When you start a diet probably the most often heard pieces of advice is to keep a food log in which you write down every thing you eat during the day. Tracking all of the foods you consume may help you figure out which foods you will be eating as well as which foods you are not eating enough of. For example, after retaining a food record for a few days, you might see that you are not eating very many vegetables but that you are consuming lots of sugar and bad carbohydrates. Having it all written down may help you recognize the aspects of your diet that need to change as well as how much exercise you need to get to make sure that you burn enough calories to keep your waistline in check.
But what if you've been writing every little thing down and still aren't slimming down? There is a correct way and a incorrect way to monitor your food. A food log isn't just a list of the things you've eaten during the day. You must keep track of a few other very important information. Here are a few hints that you can use to help your food tracking be more successful.
You should be very specific when you write down the things that you are eating. It isn't enough to list "salad" in your food journal. The right way to do it is always to write down all of the ingredients in the salad as well as the kind of dressing that is used. You should include the quantity of the food you consume. "Cereal" is not very good, however "one cup Shredded Wheat" is. Remember the more you take in of something the more calories you take in so it is vital that you list quantities so you know exactly how much of everything you're eating and how many calories you need to burn.
Write down the time you're consuming stuff. This will allow you to figure out just what times of day you feel the most hungry, when you usually reach for snacks and then you can learn how to deal with those times. You'll see, for example, that though you eat lunch at the very same time every day, you also--without fail--start to snack as little as an hour later, every day. This will even help you identify the occasions when you start to eat simply to give yourself something to do. This is important because, once they are revealed, you can find various other ways to fill those moments than with unhealthy foods.
Write down your feelings while you eat. This will show you whether you use meals to solve emotional issues. It also helps you see clearly which foods you are inclined to choose when you are in certain moods. There are many people who seek out junk food when they feel angry or depressed and are quite as likely to pick out healthy things when they feel happy and content. Not only will this enable you to notice when you reach for specific foods based on your mood, it will help you find ways to keep healthier (but similar) selections on hand for those same moods and help you figure out whether or not someone professional can help you deal with the issues that are sending you towards certain foods in the first place.
But what if you've been writing every little thing down and still aren't slimming down? There is a correct way and a incorrect way to monitor your food. A food log isn't just a list of the things you've eaten during the day. You must keep track of a few other very important information. Here are a few hints that you can use to help your food tracking be more successful.
You should be very specific when you write down the things that you are eating. It isn't enough to list "salad" in your food journal. The right way to do it is always to write down all of the ingredients in the salad as well as the kind of dressing that is used. You should include the quantity of the food you consume. "Cereal" is not very good, however "one cup Shredded Wheat" is. Remember the more you take in of something the more calories you take in so it is vital that you list quantities so you know exactly how much of everything you're eating and how many calories you need to burn.

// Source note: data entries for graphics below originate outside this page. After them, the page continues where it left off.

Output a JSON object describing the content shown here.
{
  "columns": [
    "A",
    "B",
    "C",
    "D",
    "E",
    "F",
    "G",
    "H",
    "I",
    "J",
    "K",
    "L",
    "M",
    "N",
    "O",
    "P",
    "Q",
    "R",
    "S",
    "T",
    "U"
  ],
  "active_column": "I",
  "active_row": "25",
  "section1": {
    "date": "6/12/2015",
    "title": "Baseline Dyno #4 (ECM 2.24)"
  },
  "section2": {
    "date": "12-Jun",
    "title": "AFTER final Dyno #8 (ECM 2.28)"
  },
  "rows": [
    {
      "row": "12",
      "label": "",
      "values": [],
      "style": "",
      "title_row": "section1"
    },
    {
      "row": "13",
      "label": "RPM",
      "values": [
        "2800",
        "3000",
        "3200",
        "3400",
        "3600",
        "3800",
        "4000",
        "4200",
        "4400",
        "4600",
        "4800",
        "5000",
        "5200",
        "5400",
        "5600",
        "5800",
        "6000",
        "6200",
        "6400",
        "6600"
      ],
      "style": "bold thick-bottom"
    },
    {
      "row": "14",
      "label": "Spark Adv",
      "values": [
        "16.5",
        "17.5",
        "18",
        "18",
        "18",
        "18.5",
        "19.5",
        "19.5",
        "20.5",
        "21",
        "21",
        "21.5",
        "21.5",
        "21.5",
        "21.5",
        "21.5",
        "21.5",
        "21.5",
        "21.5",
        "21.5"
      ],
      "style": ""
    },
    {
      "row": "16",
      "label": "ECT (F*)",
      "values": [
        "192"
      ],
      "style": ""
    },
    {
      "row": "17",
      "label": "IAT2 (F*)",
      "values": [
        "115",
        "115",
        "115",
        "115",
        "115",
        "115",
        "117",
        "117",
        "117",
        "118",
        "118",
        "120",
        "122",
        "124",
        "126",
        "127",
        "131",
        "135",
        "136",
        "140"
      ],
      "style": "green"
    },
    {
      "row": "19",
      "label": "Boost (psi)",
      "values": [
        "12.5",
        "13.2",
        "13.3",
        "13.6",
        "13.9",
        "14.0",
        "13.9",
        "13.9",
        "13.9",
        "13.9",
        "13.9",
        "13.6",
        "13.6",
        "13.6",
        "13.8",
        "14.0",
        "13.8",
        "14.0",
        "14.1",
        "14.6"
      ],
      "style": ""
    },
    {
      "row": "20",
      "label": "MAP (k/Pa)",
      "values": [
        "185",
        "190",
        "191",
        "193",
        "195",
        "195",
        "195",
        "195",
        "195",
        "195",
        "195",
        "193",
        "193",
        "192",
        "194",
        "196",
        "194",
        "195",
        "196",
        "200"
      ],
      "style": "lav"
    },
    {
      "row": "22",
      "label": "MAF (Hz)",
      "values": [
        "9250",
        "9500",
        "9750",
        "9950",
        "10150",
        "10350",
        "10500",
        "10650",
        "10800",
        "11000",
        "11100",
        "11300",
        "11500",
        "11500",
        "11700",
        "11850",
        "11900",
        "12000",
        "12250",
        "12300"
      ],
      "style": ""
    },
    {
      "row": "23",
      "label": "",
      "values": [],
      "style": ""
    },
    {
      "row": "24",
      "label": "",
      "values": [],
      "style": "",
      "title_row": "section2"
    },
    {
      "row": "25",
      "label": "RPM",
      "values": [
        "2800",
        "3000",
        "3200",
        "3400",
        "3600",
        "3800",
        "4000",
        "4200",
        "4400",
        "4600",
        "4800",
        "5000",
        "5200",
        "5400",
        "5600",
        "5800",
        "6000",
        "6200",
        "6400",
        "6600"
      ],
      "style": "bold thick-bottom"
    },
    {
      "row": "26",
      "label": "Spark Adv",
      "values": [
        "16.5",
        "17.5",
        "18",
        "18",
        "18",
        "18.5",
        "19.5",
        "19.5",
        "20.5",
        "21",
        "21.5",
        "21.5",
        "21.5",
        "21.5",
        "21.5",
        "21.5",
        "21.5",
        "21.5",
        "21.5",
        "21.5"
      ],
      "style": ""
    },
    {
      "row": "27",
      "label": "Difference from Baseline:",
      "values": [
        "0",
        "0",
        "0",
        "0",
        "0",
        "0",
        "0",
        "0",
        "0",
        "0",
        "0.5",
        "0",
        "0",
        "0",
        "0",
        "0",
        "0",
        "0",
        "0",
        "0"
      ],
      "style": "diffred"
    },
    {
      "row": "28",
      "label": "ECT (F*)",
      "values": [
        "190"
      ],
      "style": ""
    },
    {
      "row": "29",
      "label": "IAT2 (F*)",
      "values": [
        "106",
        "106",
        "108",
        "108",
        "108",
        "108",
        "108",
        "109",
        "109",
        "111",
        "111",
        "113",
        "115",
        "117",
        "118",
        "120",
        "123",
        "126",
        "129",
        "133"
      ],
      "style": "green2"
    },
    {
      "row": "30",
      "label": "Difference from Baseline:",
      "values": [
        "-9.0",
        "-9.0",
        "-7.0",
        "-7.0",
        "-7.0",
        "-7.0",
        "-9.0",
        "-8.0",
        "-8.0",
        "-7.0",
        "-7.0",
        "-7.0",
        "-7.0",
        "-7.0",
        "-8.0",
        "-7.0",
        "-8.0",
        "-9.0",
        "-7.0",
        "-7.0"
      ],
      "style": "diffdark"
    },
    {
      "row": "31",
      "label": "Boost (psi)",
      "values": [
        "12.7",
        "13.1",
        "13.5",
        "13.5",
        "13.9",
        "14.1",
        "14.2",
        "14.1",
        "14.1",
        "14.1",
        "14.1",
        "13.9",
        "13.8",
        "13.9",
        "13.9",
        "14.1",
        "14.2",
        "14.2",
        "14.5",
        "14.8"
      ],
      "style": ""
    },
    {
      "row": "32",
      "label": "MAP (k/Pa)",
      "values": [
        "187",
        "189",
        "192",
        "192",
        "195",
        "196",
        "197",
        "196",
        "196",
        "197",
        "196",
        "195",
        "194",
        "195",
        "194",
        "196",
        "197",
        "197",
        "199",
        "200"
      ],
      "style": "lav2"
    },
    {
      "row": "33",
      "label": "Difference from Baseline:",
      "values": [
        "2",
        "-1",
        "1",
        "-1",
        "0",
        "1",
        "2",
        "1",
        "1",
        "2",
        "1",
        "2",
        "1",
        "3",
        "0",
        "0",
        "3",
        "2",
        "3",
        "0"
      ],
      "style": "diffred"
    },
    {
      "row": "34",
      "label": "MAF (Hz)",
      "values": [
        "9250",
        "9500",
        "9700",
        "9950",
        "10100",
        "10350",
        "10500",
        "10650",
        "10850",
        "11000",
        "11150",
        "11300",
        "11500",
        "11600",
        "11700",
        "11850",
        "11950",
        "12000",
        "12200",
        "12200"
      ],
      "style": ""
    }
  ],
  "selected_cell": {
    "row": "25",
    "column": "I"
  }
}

Write down the time you're consuming stuff. This will allow you to figure out just what times of day you feel the most hungry, when you usually reach for snacks and then you can learn how to deal with those times. You'll see, for example, that though you eat lunch at the very same time every day, you also--without fail--start to snack as little as an hour later, every day. This will even help you identify the occasions when you start to eat simply to give yourself something to do. This is important because, once they are revealed, you can find various other ways to fill those moments than with unhealthy foods.
Write down your feelings while you eat. This will show you whether you use meals to solve emotional issues. It also helps you see clearly which foods you are inclined to choose when you are in certain moods. There are many people who seek out junk food when they feel angry or depressed and are quite as likely to pick out healthy things when they feel happy and content. Not only will this enable you to notice when you reach for specific foods based on your mood, it will help you find ways to keep healthier (but similar) selections on hand for those same moods and help you figure out whether or not someone professional can help you deal with the issues that are sending you towards certain foods in the first place.